Dubai is worse than you think; batten down hatches

I didn’t realize how bad the meltdown in Dubai was until I read this morning’s Heard on the Street column in the Wall Street Journal, “Dubai Panic is Overdone.” Have you ever known Wall Street to say anything else when disaster occurs? Can you remember the headlines two years ago saying “Financial Panic Overdone?” That was before the sector cratered 80%.

The financial damage to the developed as well as the emerging world from the possible bankruptcy of Dubai World is much worse than you think. “We find it fascinating how little coverage here has been in the major news media here in the US of the situation in Dubai. It is as if nothing has happened, when indeed something truly major has,” says Dennis Gartman, editor of the eponymous financial newsletter.

Gartman reports that the United Arab Emirates had $123 billion of cross-border banking lines as of the end of June. UK banks owned 41% of this debt. When continental Europe is added, the exposure is 72%. The United States and Japan–whose currencies have soared yesterday and today–own just 9% and 7%, respectively, of this debt.

So: Gold plunged 4% in the immediate aftermath of U.S. markets reopening after the Thanksgiving close. That’s because of the dollar’s sudden strength. Gold immediately began to rebound as the not-as-bad-as-you-think chorus began to be sung, but it will fall again.

It’s worse than you think because retail investors, who react most slowly to news of this sort, are the most apt to react to it violently. Emerging markets are up 80% this year. Suddenly it’s obvious that emerging markets aren’t actually safer than the U.S.; they are just as wild as they have always been. The symbol of Dubai’s excess is quite vivid: Garish artificial islands in the shape of palm trees holding up fantastically expensive real estate that is suddenly worth 40% less.

Meanwhile, across not too many miles of sand, Saudi Arabia is locked in combat with rebel forces in Yemen. This is part of a holy war between Sunni and Shiite Muslims. To a considerable extent, the Yemen rebels are a proxy for Iran, a particularly unstable country in a stretch from Iraq to Pakistan of unstable countries spoiling for a really big fight.

So I would expect that investments in the Middle East will be dead money for years, not months. A lot of air could come out of emerging markets. The dollar could have an extended rally, eroding profits from bonds as well as stocks in Europe. That would deflate the rally in gold, which is up 35% this year.

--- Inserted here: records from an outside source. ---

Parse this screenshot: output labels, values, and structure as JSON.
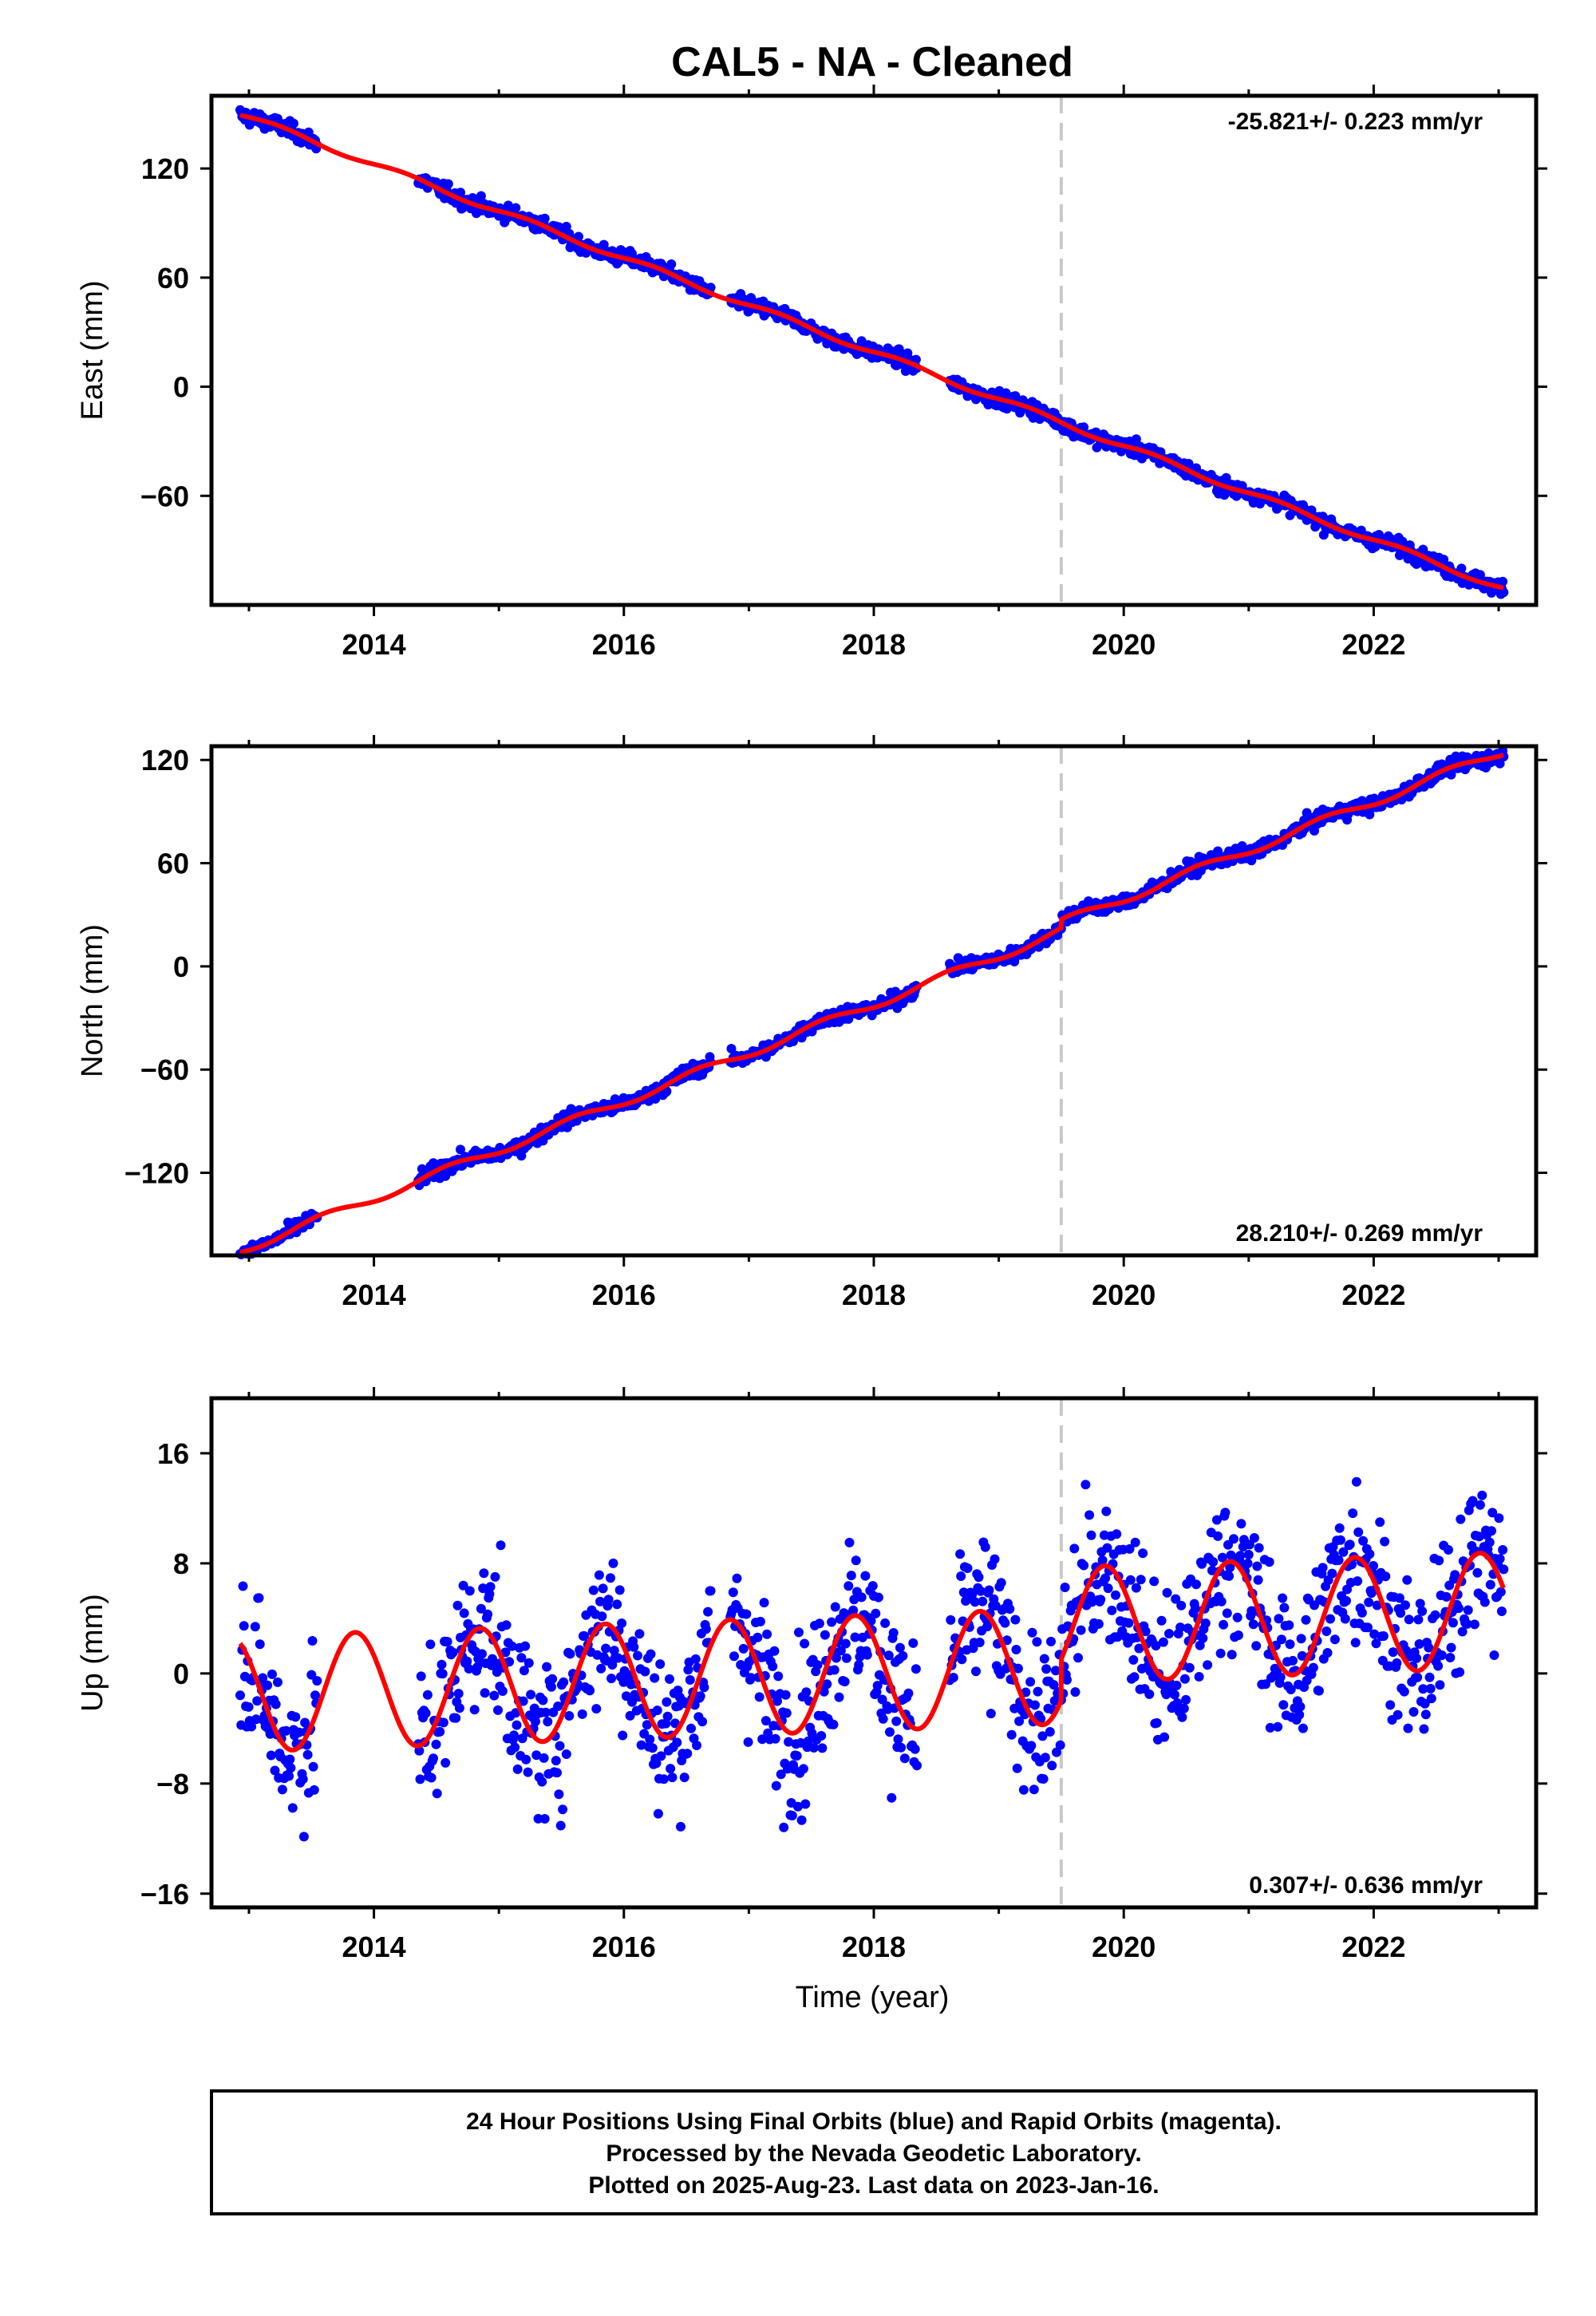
{
  "title": "CAL5  - NA - Cleaned",
  "xlabel": "Time (year)",
  "colors": {
    "points": "#0000ff",
    "model": "#ff0000",
    "step_marker": "#c8c8c8",
    "frame": "#000000"
  },
  "footer": {
    "line1": "24 Hour Positions Using Final Orbits (blue) and Rapid Orbits (magenta).",
    "line2": "Processed by the Nevada Geodetic Laboratory.",
    "line3": "Plotted on 2025-Aug-23. Last data on 2023-Jan-16."
  },
  "chart_data": [
    {
      "type": "scatter",
      "name": "east",
      "ylabel": "East (mm)",
      "rate_label": "-25.821+/- 0.223 mm/yr",
      "rate_position": "top-right",
      "xlim": [
        2012.7,
        2023.3
      ],
      "ylim": [
        -120,
        160
      ],
      "xticks": [
        2014,
        2016,
        2018,
        2020,
        2022
      ],
      "yticks": [
        -60,
        0,
        60,
        120
      ],
      "step_marker_x": 2019.5,
      "data_span": [
        2012.93,
        2023.04
      ],
      "gaps": [
        [
          2013.55,
          2014.35
        ],
        [
          2016.7,
          2016.85
        ],
        [
          2018.35,
          2018.6
        ]
      ],
      "model_trend_per_year": -25.821,
      "model_anchor": {
        "x": 2012.93,
        "y": 150
      },
      "model_seasonal": {
        "amplitude": 1.5,
        "phase_peak": 0.25
      },
      "model_step": {
        "x": 2019.5,
        "offset": 0
      },
      "scatter_noise": 3
    },
    {
      "type": "scatter",
      "name": "north",
      "ylabel": "North (mm)",
      "rate_label": "28.210+/- 0.269 mm/yr",
      "rate_position": "bottom-right",
      "xlim": [
        2012.7,
        2023.3
      ],
      "ylim": [
        -168,
        128
      ],
      "xticks": [
        2014,
        2016,
        2018,
        2020,
        2022
      ],
      "yticks": [
        -120,
        -60,
        0,
        60,
        120
      ],
      "step_marker_x": 2019.5,
      "data_span": [
        2012.93,
        2023.04
      ],
      "gaps": [
        [
          2013.55,
          2014.35
        ],
        [
          2016.7,
          2016.85
        ],
        [
          2018.35,
          2018.6
        ]
      ],
      "model_trend_per_year": 28.21,
      "model_anchor": {
        "x": 2012.93,
        "y": -165
      },
      "model_seasonal": {
        "amplitude": 2.5,
        "phase_peak": 0.6
      },
      "model_step": {
        "x": 2019.5,
        "offset": 5
      },
      "scatter_noise": 3
    },
    {
      "type": "scatter",
      "name": "up",
      "ylabel": "Up (mm)",
      "rate_label": "0.307+/- 0.636 mm/yr",
      "rate_position": "bottom-right",
      "xlim": [
        2012.7,
        2023.3
      ],
      "ylim": [
        -17,
        20
      ],
      "xticks": [
        2014,
        2016,
        2018,
        2020,
        2022
      ],
      "yticks": [
        -16,
        -8,
        0,
        8,
        16
      ],
      "step_marker_x": 2019.5,
      "data_span": [
        2012.93,
        2023.04
      ],
      "gaps": [
        [
          2013.55,
          2014.35
        ],
        [
          2016.7,
          2016.85
        ],
        [
          2018.35,
          2018.6
        ]
      ],
      "model_trend_per_year": 0.307,
      "model_anchor": {
        "x": 2012.93,
        "y": -1.5
      },
      "model_seasonal": {
        "amplitude": 4.2,
        "phase_peak": 0.85
      },
      "model_step": {
        "x": 2019.5,
        "offset": 3
      },
      "scatter_noise": 4
    }
  ]
}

So while I’m a long-term dollar bear, I’m a bull for at least the weeks immediately ahead. A strong dollar also means zero concern about inflation, which is strictly a currency condition. In short, the fallout from Dubai could create an opportunity to buy gold for the long term at a much better price than you can get now, and make other inflation hedges, like other commodities, more affordable as well. To raise the cash for these future purchases, I’d take some profits in emerging markets.